Titilar en el Faro

La tormenta llegó sin avisar, como un rugido que sacudió la costa y apagó las estrellas. Titilar, un pequeño Magikito que vivía en el acantilado junto al faro, dormía profundamente en su cama de musgo dentro de una cueva. Pero un estruendo lo despertó. Abrió los ojos justo a tiempo para ver un rayo caer en el techo del faro.

— ¡Oh, no! — murmuró, restregándose los ojos mientras se levantaba de un salto.

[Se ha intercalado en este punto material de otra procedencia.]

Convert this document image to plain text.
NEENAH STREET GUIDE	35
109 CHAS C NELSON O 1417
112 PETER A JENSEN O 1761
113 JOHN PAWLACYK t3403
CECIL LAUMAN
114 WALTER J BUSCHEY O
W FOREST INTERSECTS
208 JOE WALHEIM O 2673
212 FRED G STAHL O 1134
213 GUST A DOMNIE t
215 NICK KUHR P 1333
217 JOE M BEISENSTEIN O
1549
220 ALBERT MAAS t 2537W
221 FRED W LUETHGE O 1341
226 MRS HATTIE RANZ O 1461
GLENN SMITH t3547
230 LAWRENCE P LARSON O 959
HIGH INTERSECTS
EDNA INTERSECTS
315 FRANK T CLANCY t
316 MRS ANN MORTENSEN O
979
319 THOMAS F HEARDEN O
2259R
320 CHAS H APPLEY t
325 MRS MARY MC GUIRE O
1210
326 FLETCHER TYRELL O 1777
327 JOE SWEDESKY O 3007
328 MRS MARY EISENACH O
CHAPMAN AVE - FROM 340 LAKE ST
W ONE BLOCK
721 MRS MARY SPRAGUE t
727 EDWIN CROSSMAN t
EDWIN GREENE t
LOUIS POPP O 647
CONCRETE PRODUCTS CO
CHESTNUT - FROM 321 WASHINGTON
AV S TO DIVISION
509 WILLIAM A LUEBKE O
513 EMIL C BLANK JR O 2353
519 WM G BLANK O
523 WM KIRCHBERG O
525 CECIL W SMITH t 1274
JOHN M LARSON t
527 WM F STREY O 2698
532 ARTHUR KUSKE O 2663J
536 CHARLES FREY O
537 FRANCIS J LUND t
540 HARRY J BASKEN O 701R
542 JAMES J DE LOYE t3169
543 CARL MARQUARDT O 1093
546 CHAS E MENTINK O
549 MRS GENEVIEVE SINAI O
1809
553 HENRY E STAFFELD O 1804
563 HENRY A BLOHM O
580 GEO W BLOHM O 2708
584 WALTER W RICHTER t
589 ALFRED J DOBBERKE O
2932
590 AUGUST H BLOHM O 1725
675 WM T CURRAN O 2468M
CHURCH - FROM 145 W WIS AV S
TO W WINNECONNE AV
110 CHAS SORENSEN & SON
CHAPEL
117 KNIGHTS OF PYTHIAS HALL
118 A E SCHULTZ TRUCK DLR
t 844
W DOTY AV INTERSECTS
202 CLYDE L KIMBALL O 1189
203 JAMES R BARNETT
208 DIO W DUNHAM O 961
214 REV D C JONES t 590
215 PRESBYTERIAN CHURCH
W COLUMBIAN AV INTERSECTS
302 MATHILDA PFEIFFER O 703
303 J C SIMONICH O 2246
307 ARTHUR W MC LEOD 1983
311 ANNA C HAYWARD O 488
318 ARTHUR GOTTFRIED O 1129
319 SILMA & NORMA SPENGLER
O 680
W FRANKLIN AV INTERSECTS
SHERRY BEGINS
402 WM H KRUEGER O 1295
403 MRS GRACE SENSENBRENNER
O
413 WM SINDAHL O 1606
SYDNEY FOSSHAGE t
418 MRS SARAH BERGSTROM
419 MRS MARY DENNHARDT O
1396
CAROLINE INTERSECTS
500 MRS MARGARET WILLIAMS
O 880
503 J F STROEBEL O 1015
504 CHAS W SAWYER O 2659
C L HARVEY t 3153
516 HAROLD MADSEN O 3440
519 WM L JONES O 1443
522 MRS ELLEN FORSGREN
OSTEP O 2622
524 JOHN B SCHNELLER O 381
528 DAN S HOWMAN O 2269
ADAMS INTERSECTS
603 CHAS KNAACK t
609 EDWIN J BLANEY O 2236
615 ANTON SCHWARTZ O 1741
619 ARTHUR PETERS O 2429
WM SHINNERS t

Corrió hacia la entrada de la cueva, sintiendo cómo el viento le tiraba del sombrero de plumas y el agua le empapaba el chaleco. Desde el borde del acantilado, miró al faro. Estaba oscuro. Algo iba terriblemente mal. De pronto, en el horizonte, distinguió una pequeña sombra: un velero luchando por mantenerse a flote entre las olas gigantes.

— ¡Ese barco necesita la luz! — gritó, y, sin dudarlo, corrió hacia el faro.

Las escaleras resbalaban bajo sus pies mojados, pero Titilar subió de dos en dos, jadeando. Cuando llegó a la cima, el desastre era evidente: el cristal del faro estaba hecho pedazos y la tormenta había apagado la llama. Titilar intentó encenderla de nuevo, pero el viento se colaba por todos lados. No había manera.

Volvió a mirar al mar. Las olas amenazaban con tragar al velero, que giraba peligrosamente, buscando desesperadamente la costa. Los relámpagos iluminaban brevemente la escena, haciendo que cada segundo se sintiera eterno. Sin tiempo que perder, Titilar decidió que tendría que improvisar.

Subió al borde del faro, dejando que el viento lo zarandeara. Frotó sus manos hasta que comenzaron a surgir chispas, pequeñas al principio, pero cada vez más brillantes. Las lanzó al cielo, y con un sonido como de campanillas, estas se multiplicaron en el aire, formando una columna de luz que atravesaba la niebla. Las chispas no solo brillaban, sino que creaban un rastro que parecía señalar el camino a puerto seguro.

En el barco, el capitán y la tripulación estaban al borde del pánico. Cada ola parecía la última. Pero entonces, alguien gritó:

— ¡Miren! ¡Ahí, en el cielo!

Todos vieron el camino de luz que se extendía entre la tormenta. El capitán no lo pensó dos veces y giró el timón, siguiendo las luces. Las olas golpeaban con fuerza, pero las chispas se mantenían constantes, como si alguien estuviera cuidando cada detalle. Los tripulantes remaban con todas sus fuerzas, mientras el barco avanzaba lentamente.

Mientras tanto, Titilar seguía trabajando. Sus manos le dolían, pero no se detuvo. Frotó y frotó, lanzando más chispas cada vez que el barco parecía tambalearse. Su corazón latía con fuerza mientras veía cómo el velero se acercaba al puerto.

Finalmente, después de lo que parecieron horas, el barco llegó a aguas más tranquilas. La tripulación lanzó anclas y algunos cayeron de rodillas, agradecidos de estar a salvo. Desde el puerto, el capitán miró hacia el faro. Juraría que había una figura pequeña en la cima, rodeada de luces doradas. Pero cuando parpadeó, ya no había nada.

De vuelta en su cueva, Titilar se dejó caer sobre su cama de musgo. Sus manos seguían brillando tenuemente y una sonrisa cansada cruzó su rostro. A lo lejos, el eco de las olas parecía más suave, como si el mar mismo le agradeciera su esfuerzo. Había sido una noche larga, pero valió la pena.